For the 1959 movie version at Paramount, Palmer “was not a shoo-in for the role of Abner and they looked and looked but finally called me and flew me out from New York for a screen test. They finally did settle on me,” he said.
Kaye, Newmar and Frank, who would direct the movie, also made the transition, and with Adams pregnant and unavailable, the part of Daisy Mae was taken by newcomer Leslie Parrish. (Also in the cast: Valerie Harper and Donna Douglas.)
But after Li’l Abner, “I could not get arrested on stage for films or TV,” he said.
Peter Webster Palmer was born in Milwaukee on Sept. 20, 1931. He was raised mostly in St. Louis, where he attended Clayton High School and performed as a soloist with the chorus. (They once got to sing for President Truman.)
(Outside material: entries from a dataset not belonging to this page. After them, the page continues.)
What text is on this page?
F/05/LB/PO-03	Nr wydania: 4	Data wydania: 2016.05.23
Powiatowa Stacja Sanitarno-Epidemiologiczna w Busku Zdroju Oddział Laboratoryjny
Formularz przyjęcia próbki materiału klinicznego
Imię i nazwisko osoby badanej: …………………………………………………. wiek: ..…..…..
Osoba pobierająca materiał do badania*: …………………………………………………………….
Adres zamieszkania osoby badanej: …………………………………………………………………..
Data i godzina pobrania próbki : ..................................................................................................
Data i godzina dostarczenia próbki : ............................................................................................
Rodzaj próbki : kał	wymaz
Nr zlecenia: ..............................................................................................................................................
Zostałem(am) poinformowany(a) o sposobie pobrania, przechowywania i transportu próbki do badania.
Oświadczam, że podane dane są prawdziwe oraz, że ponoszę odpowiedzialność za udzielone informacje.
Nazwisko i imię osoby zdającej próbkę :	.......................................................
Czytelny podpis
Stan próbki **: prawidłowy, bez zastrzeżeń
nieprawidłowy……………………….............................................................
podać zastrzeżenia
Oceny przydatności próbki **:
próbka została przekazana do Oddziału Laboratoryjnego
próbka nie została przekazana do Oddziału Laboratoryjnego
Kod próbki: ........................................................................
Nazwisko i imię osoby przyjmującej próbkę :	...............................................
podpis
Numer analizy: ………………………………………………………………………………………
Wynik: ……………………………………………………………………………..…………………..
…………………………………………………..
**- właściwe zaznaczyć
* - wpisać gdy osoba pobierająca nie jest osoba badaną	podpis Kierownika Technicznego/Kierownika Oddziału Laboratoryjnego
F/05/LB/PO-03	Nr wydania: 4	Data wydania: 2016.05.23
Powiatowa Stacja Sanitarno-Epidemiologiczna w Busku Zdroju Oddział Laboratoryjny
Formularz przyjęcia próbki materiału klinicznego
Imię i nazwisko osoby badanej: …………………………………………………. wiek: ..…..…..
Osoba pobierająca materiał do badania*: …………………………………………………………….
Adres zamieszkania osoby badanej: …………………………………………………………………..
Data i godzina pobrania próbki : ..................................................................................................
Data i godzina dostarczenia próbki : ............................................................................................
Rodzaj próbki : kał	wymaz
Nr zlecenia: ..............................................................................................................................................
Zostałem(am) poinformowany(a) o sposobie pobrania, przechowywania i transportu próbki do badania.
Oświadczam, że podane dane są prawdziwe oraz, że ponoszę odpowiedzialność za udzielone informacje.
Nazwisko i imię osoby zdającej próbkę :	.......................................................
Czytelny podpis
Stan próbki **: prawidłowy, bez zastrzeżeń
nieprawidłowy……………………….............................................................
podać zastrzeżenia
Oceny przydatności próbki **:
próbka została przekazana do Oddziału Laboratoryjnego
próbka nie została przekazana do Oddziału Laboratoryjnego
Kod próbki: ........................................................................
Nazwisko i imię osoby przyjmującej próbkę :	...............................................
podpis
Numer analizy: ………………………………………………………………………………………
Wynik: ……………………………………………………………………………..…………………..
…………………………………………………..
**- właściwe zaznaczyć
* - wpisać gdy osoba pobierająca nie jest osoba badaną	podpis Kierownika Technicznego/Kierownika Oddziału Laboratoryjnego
The strapping Palmer was offered football scholarships to several colleges but chose Illinois so he could also study voice with music professor Bruce Foote, a renowned concert singer at the time.
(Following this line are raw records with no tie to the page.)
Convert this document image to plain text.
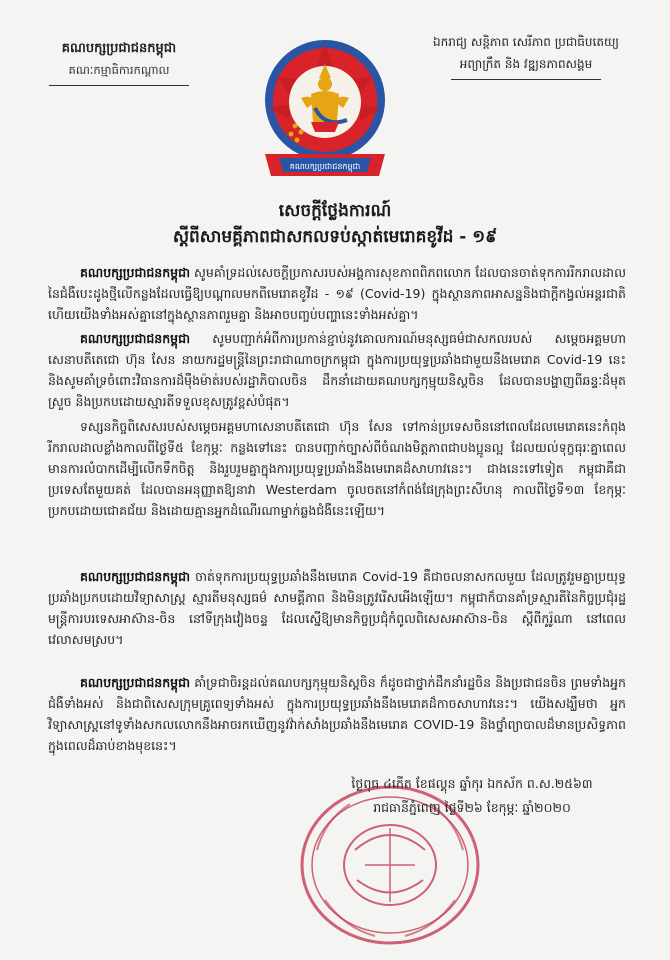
គណបក្សប្រជាជនកម្ពុជា
គណៈកម្មាធិការកណ្ដាល
ឯករាជ្យ សន្តិភាព សេរីភាព ប្រជាធិបតេយ្យ
អព្យាក្រឹត និង វឌ្ឍនភាពសង្គម
គណបក្សប្រជាជនកម្ពុជា
សេចក្តីថ្លែងការណ៍
ស្តីពីសាមគ្គីភាពជាសកលទប់ស្កាត់មេរោគខូវីដ - ១៩

គណបក្សប្រជាជនកម្ពុជា សូមគាំទ្រដល់សេចក្តីប្រកាសរបស់អង្គការសុខភាពពិភពលោក ដែលបានចាត់ទុកការរីករាលដាលនៃជំងឺបេះដូងថ្មីលើកន្លងដែលធ្វើឱ្យបណ្ដាលមកពីមេរោគខូវីដ - ១៩ (Covid-19) ក្នុងស្ថានភាពអាសន្ននិងជាក្តីកង្វល់អន្តរជាតិ ហើយយើងទាំងអស់គ្នានៅក្នុងស្ថានភាពរួមគ្នា និងអាចបញ្ចប់បញ្ហានេះទាំងអស់គ្នា។

គណបក្សប្រជាជនកម្ពុជា សូមបញ្ជាក់អំពីការប្រកាន់ខ្ជាប់នូវគោលការណ៍មនុស្សធម៌ជាសកលរបស់ សម្តេចអគ្គមហាសេនាបតីតេជោ ហ៊ុន សែន នាយករដ្ឋមន្ត្រីនៃព្រះរាជាណាចក្រកម្ពុជា ក្នុងការប្រយុទ្ធប្រឆាំងជាមួយនឹងមេរោគ Covid-19 នេះ និងសូមគាំទ្រចំពោះវិធានការដ៏ម៉ឺងម៉ាត់របស់រដ្ឋាភិបាលចិន ដឹកនាំដោយគណបក្សកុម្មុយនិស្តចិន ដែលបានបង្ហាញពីឆន្ទៈដ៏មុតស្រួច និងប្រកបដោយស្មារតីទទួលខុសត្រូវខ្ពស់បំផុត។

ទស្សនកិច្ចពិសេសរបស់សម្តេចអគ្គមហាសេនាបតីតេជោ ហ៊ុន សែន ទៅកាន់ប្រទេសចិននៅពេលដែលមេរោគនេះកំពុងរីករាលដាលខ្លាំងកាលពីថ្ងៃទី៥ ខែកុម្ភៈ កន្លងទៅនេះ បានបញ្ជាក់ច្បាស់ពីចំណងមិត្តភាពជាបងប្អូនល្អ ដែលយល់ទុក្ខធុរៈគ្នាពេលមានការលំបាកដើម្បីលើកទឹកចិត្ត និងរួបរួមគ្នាក្នុងការប្រយុទ្ធប្រឆាំងនឹងមេរោគដ៏សាហាវនេះ។ ជាងនេះទៅទៀត កម្ពុជាគឺជាប្រទេសតែមួយគត់ ដែលបានអនុញ្ញាតឱ្យនាវា Westerdam ចូលចតនៅកំពង់ផែក្រុងព្រះសីហនុ កាលពីថ្ងៃទី១៣ ខែកុម្ភៈ ប្រកបដោយជោគជ័យ និងដោយគ្មានអ្នកដំណើរណាម្នាក់ឆ្លងជំងឺនេះឡើយ។

គណបក្សប្រជាជនកម្ពុជា ចាត់ទុកការប្រយុទ្ធប្រឆាំងនឹងមេរោគ Covid-19 គឺជាចលនាសកលមួយ ដែលត្រូវរួមគ្នាប្រយុទ្ធប្រឆាំងប្រកបដោយវិទ្យាសាស្ត្រ ស្មារតីមនុស្សធម៌ សាមគ្គីភាព និងមិនត្រូវរើសអើងឡើយ។ កម្ពុជាក៏បានគាំទ្រស្មារតីនៃកិច្ចប្រជុំរដ្ឋមន្ត្រីការបរទេសអាស៊ាន-ចិន នៅទីក្រុងវៀងចន្ទ ដែលស្នើឱ្យមានកិច្ចប្រជុំកំពូលពិសេសអាស៊ាន-ចិន ស្តីពីកូរ៉ូណា នៅពេលវេលាសមស្រប។

គណបក្សប្រជាជនកម្ពុជា គាំទ្រជាចិរន្តដល់គណបក្សកុម្មុយនិស្តចិន ក៏ដូចជាថ្នាក់ដឹកនាំរដ្ឋចិន និងប្រជាជនចិន ព្រមទាំងអ្នកជំងឺទាំងអស់ និងជាពិសេសក្រុមគ្រូពេទ្យទាំងអស់ ក្នុងការប្រយុទ្ធប្រឆាំងនឹងមេរោគដ៏កាចសាហាវនេះ។ យើងសង្ឃឹមថា អ្នកវិទ្យាសាស្ត្រនៅទូទាំងសកលលោកនឹងអាចរកឃើញនូវវ៉ាក់សាំងប្រឆាំងនឹងមេរោគ COVID-19 និងថ្នាំព្យាបាលដ៏មានប្រសិទ្ធភាពក្នុងពេលដ៏ឆាប់ខាងមុខនេះ។

ថ្ងៃពុធ ៤កើត ខែផល្គុន ឆ្នាំកុរ ឯកស័ក ព.ស.២៥៦៣
រាជធានីភ្នំពេញ ថ្ងៃទី២៦ ខែកុម្ភៈ ឆ្នាំ២០២០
Meanwhile, with Palmer on the team, the Fighting Illini won the Big Ten championship in 1951 and ’53 and clobbered Stanford in the 1952 Rose Bowl.
“I came to Illinois known as a football player who could sing and left as a singer who could play football,” he said in 2018. “It was such a thrill for me to sing the anthem before the games. It ranks up there with anything I ever did.”
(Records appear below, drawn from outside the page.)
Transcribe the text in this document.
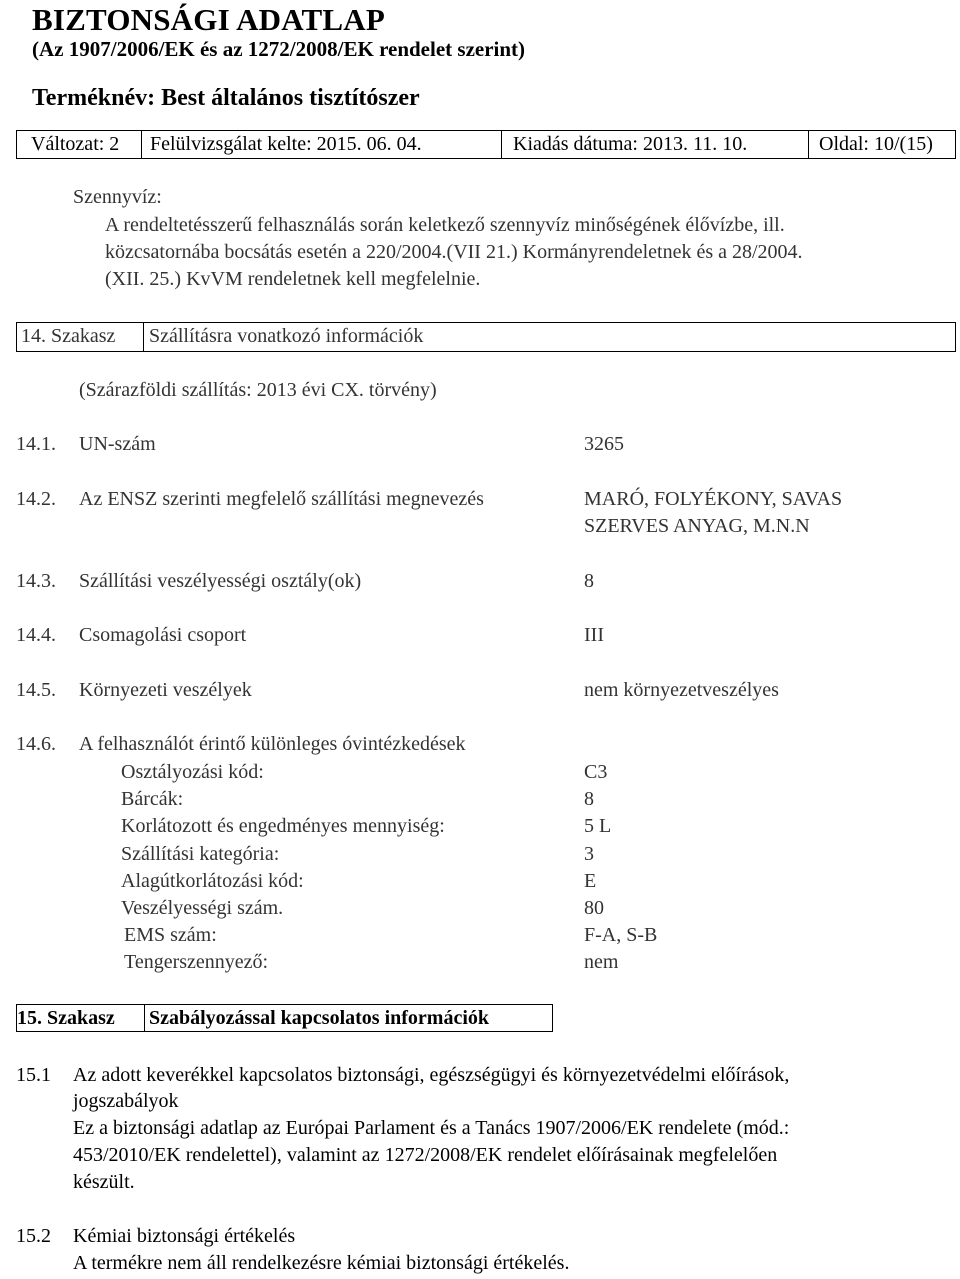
BIZTONSÁGI ADATLAP
(Az 1907/2006/EK és az 1272/2008/EK rendelet szerint)
Terméknév: Best általános tisztítószer
Változat: 2 Felülvizsgálat kelte: 2015. 06. 04.	Kiadás dátuma: 2013. 11. 10.	Oldal: 10/(15)
Szennyvíz:
A rendeltetésszerű felhasználás során keletkező szennyvíz minőségének élővízbe, ill.
közcsatornába bocsátás esetén a 220/2004.(VII 21.) Kormányrendeletnek és a 28/2004.
(XII. 25.) KvVM rendeletnek kell megfelelnie.
14. Szakasz Szállításra vonatkozó információk
(Szárazföldi szállítás: 2013 évi CX. törvény)
14.1. UN-szám	3265
14.2. Az ENSZ szerinti megfelelő szállítási megnevezés	MARÓ, FOLYÉKONY, SAVAS
SZERVES ANYAG, M.N.N
14.3. Szállítási veszélyességi osztály(ok)	8
14.4. Csomagolási csoport	III
14.5. Környezeti veszélyek	nem környezetveszélyes
14.6. A felhasználót érintő különleges óvintézkedések
Osztályozási kód:	C3
Bárcák:	8
Korlátozott és engedményes mennyiség:	5 L
Szállítási kategória:	3
Alagútkorlátozási kód:	E
Veszélyességi szám.	80
EMS szám:	F-A, S-B
Tengerszennyező:	nem
15. Szakasz Szabályozással kapcsolatos információk
15.1 Az adott keverékkel kapcsolatos biztonsági, egészségügyi és környezetvédelmi előírások,
jogszabályok
Ez a biztonsági adatlap az Európai Parlament és a Tanács 1907/2006/EK rendelete (mód.:
453/2010/EK rendelettel), valamint az 1272/2008/EK rendelet előírásainak megfelelően
készült.
15.2 Kémiai biztonsági értékelés
A termékre nem áll rendelkezésre kémiai biztonsági értékelés.
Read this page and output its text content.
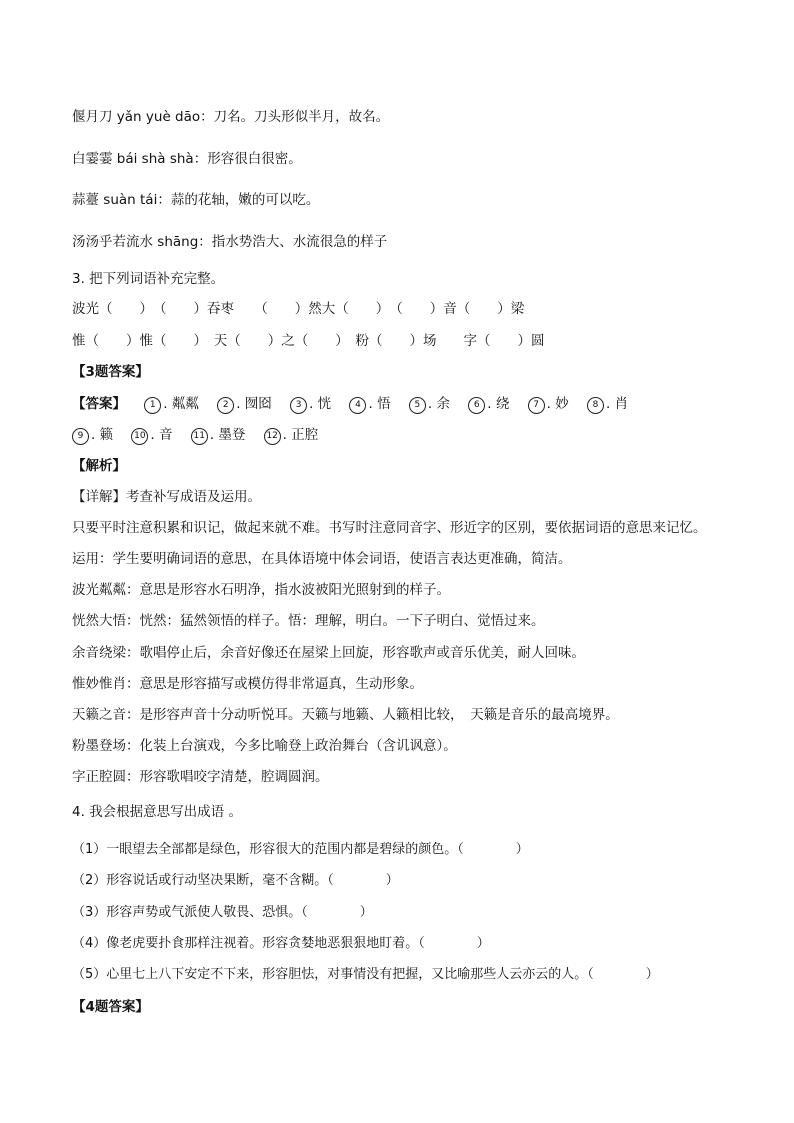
偃月刀 yǎn yuè dāo：刀名。刀头形似半月，故名。
白霎霎 bái shà shà：形容很白很密。
蒜薹 suàn tái：蒜的花轴，嫩的可以吃。
汤汤乎若流水 shāng：指水势浩大、水流很急的样子
3. 把下列词语补充完整。
波光（　　）　（　　）吞枣　　（　　）然大（　　）　（　　）音（　　）梁
惟（　　）惟（　　）　天（　　）之（　　）　粉（　　）场　　字（　　）圆
【3题答案】
【答案】	1 . 粼粼	2 . 囫囵	3 . 恍	4 . 悟	5 . 余	6 . 绕	7 . 妙	8 . 肖
9 . 籁 10 . 音 11 . 墨登 12 . 正腔
【解析】
【详解】考查补写成语及运用。
只要平时注意积累和识记，做起来就不难。书写时注意同音字、形近字的区别，要依据词语的意思来记忆。
运用：学生要明确词语的意思，在具体语境中体会词语，使语言表达更准确，简洁。
波光粼粼：意思是形容水石明净，指水波被阳光照射到的样子。
恍然大悟：恍然：猛然领悟的样子。悟：理解，明白。一下子明白、觉悟过来。
余音绕梁：歌唱停止后，余音好像还在屋梁上回旋，形容歌声或音乐优美，耐人回味。
惟妙惟肖：意思是形容描写或模仿得非常逼真，生动形象。
天籁之音：是形容声音十分动听悦耳。天籁与地籁、人籁相比较，　天籁是音乐的最高境界。
粉墨登场：化装上台演戏，今多比喻登上政治舞台（含讥讽意）。
字正腔圆：形容歌唱咬字清楚，腔调圆润。
4. 我会根据意思写出成语 。
（1）一眼望去全部都是绿色，形容很大的范围内都是碧绿的颜色。（　　　　）
（2）形容说话或行动坚决果断，毫不含糊。（　　　　）
（3）形容声势或气派使人敬畏、恐惧。（　　　　）
（4）像老虎要扑食那样注视着。形容贪婪地恶狠狠地盯着。（　　　　）
（5）心里七上八下安定不下来，形容胆怯，对事情没有把握，又比喻那些人云亦云的人。（　　　　）
【4题答案】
After graduation, Palmer won a contest sponsored by a Chicago radio station, went to Hollywood to study with Nelson Eddy’s teacher and signed with an agent before he was drafted into the U.S. Army.
Following the Li’l Abner movie, Palmer struggled to find work in Hollywood, though he did return to Broadway to star in a revival of Brigadoon in 1963 and to work opposite Carol Channing in Lorelei in 1974.
He also had regular roles on the 1967 ABC drama Custer, starring Wayne Maunder, and the 1977 NBC sitcom The Kallikaks and guest-starred on other series including The Bill Dana Show, Emergency!, The Rockford Files, Three’s Company, Charlie’s Angels, Dallas and Superboy.
Palmer was married twice — his wife of 45 years, singer-actress Aniko Farrell, died in 2011 — and had six children.